By the way, I would have thought that an adaptive timestep would be helpful 
in more cases than just those having to do with space charge. For instance, 
an adaptive step would insure that one does not "step" over a short element.

Cheers,
John



>>-----Original Message-----
>>From: Matthias Toggweiler [mailto:matthias.toggweiler AT psi.ch]

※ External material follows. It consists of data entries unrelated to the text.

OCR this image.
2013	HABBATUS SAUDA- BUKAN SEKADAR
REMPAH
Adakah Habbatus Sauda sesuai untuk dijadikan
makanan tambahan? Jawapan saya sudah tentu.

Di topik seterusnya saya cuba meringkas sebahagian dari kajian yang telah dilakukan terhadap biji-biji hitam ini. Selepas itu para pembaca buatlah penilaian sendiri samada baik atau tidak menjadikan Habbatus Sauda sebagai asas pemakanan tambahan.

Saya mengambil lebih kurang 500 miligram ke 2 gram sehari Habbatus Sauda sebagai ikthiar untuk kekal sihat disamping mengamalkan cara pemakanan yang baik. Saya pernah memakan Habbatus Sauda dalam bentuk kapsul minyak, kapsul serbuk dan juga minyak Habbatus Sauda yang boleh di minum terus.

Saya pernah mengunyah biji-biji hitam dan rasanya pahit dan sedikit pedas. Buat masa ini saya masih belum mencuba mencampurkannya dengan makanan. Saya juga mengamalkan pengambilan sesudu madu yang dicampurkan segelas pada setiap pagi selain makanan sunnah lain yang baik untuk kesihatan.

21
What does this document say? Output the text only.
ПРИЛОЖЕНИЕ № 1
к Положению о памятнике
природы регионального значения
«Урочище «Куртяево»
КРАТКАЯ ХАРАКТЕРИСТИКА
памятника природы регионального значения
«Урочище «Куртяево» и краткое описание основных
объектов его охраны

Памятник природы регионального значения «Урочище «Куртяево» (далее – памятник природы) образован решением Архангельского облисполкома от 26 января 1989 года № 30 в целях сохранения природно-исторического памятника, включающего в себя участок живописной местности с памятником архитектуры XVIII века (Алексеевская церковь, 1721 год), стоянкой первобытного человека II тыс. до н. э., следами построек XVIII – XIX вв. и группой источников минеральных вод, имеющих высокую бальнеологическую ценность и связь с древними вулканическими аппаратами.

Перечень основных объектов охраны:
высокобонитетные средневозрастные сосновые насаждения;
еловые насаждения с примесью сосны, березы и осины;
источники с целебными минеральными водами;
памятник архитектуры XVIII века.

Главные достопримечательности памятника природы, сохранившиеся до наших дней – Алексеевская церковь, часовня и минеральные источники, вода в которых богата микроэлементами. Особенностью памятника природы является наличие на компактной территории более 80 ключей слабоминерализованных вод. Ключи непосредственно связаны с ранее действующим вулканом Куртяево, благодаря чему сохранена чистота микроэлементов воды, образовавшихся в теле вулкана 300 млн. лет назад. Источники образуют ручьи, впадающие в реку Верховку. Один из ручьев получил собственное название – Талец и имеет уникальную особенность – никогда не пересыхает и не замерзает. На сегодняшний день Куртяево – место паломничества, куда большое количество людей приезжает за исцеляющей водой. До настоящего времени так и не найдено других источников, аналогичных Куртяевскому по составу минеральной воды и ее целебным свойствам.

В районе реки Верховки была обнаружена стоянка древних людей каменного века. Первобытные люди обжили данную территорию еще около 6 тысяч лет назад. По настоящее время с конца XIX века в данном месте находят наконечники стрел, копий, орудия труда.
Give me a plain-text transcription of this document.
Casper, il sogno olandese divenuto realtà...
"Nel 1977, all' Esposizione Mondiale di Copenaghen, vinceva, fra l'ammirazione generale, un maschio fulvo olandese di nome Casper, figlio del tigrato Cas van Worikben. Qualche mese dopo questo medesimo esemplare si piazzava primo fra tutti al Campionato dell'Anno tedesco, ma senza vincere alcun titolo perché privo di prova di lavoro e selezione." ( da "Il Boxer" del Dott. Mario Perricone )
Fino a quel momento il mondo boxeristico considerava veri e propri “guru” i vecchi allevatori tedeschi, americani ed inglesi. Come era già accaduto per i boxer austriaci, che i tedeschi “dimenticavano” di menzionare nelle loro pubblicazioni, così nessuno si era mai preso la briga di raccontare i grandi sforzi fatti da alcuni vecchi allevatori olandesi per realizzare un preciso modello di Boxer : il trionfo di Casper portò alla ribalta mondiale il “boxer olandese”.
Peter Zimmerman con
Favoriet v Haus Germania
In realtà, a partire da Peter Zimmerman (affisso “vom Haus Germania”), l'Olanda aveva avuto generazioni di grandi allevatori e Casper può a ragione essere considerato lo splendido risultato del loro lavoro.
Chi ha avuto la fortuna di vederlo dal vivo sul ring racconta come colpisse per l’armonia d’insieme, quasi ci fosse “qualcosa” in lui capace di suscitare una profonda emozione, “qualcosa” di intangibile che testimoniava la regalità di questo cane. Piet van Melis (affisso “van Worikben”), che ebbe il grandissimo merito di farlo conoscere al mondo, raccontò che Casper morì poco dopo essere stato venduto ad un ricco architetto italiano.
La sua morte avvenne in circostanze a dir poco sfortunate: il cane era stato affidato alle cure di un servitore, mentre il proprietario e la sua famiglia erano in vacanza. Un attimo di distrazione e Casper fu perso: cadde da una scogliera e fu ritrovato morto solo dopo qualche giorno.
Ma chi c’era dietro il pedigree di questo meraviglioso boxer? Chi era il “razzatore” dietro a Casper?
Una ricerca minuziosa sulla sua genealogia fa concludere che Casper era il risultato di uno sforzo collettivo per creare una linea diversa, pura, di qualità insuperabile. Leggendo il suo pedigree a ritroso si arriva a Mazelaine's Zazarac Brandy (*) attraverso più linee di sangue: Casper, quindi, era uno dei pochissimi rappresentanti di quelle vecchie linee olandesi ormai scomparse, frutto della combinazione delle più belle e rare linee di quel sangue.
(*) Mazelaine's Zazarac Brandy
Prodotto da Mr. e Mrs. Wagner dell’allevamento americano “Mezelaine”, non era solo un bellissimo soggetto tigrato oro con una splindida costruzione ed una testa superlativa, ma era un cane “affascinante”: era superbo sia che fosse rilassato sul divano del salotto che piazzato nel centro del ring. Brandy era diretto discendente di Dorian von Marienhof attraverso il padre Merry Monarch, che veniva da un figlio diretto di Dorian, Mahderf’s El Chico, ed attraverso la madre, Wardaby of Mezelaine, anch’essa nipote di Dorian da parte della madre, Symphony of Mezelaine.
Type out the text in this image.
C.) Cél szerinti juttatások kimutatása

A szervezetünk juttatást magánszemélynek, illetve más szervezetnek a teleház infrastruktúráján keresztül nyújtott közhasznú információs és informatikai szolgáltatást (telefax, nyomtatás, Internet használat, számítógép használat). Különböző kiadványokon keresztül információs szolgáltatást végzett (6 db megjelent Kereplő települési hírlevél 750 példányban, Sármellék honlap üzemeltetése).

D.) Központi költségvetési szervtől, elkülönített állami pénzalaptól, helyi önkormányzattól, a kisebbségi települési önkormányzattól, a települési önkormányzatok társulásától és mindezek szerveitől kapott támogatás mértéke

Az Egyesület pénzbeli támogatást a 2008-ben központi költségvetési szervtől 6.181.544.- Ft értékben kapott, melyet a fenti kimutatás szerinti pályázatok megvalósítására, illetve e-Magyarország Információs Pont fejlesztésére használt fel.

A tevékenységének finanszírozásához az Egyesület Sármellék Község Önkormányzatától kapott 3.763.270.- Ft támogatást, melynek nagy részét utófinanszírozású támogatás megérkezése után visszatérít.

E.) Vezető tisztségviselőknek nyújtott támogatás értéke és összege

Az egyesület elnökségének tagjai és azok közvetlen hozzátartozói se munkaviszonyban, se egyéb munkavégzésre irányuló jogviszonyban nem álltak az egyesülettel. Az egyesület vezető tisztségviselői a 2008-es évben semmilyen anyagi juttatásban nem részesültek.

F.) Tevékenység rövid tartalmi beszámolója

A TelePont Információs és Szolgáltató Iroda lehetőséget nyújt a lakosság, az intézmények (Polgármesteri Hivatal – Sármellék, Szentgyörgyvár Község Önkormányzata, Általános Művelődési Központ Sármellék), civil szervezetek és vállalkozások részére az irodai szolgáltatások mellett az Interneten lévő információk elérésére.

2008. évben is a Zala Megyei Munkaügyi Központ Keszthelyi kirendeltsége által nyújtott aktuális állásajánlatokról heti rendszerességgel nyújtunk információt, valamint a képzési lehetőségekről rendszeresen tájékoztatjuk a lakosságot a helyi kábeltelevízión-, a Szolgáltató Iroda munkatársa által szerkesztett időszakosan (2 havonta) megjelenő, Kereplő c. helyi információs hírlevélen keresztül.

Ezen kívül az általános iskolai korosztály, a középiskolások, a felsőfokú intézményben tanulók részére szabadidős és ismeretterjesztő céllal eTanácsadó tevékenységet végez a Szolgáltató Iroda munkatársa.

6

>>Sent: Sunday, May 06, 2012 8:05 AM
>>To: Power, John
>>Cc: opal AT lists.psi.ch
>>Subject: Re: [Opal] Runge-Kutta
>>
>>Hi John
>>
>>My colleagues already answered most points, but to summarize and to give a
>>little bit more detail:
>>
>>- Runge-Kutta integrator per se does not use adaptive time steps, but is 
>>just
>>an integrator of higher order available in OPAL-CYCL in addition to the
>>standard Boris-Buneman integrator.
>>
>>- OPAL-T has only the Boris-Buneman integrator (second order leapfrog-like
>>scheme). There is no plan to add a Runge-Kutta integrator here; memory
>>requirements of RK are higher.
>>
>>- The adaptivity in our current work deals with varying the time step
>>according to how strong space charge forces are. Simulations where space
>>charge effects are important (RF photoinjector is a perfect candidate) can
>>profit from this adaptivity a lot.
>>
>>- Simulations where space charge is less important do not profit noticeably
>>from the variable time stepping. There, another approach makes more
>>sense. For example, a multiple-time-stepping integrator in OPAL-CYCL
>>evaluates space charge effects less often than external field effects.
>>
>>- Not everything will be automatic: for example, you will still have to set 
>>an
>>initial time step. Nevertheless, less manual work will be required to 
>>achieve
>>better quality solutions.
>>
>>- In my masterthesis, good results were obtained with a first prototype (see
>>scenario EGun-CTF3 in http://e-
>>collection.library.ethz.ch/eserv/eth:5175/eth-5175-01.pdf). The problem
>>there was that the time step used for space charge effects dictates the time
>>step used for external field effects. We are working on an improved
>>prototype where the integration of these two effects is less tightly 
>>coupled.
>>Our understanding how to the time step should be chosen has also improved
>>since then.
>>
>>To conclude, I am happy that you are interested in this work and we are
>>working hard to get this going. However, as already noted, it is not magic 
>>that
>>will do everything automatically, but one step towards more intelligent
>>integration.
>>
>>Best,
>>Matthias
>>
>>Am 04.05.2012 um 17:55 schrieb Power, John:
>>
>>> Dear All,
>>>
>>> I am looking for an alternative to PARMELA so I am lurking on your list. J
>>>
>>> I see in the user's manual that the Runge-Kutta time integrator is only
>>available in OPAL-CYCL.  Since I work mostly with RF photoinjectors, and I
>>would rather not have to set the time step manually as is done in PARMELA, I
>>wonder if there are any near term plans to add this to OPAL-T since.
>>>
>>> cheers,
>>> John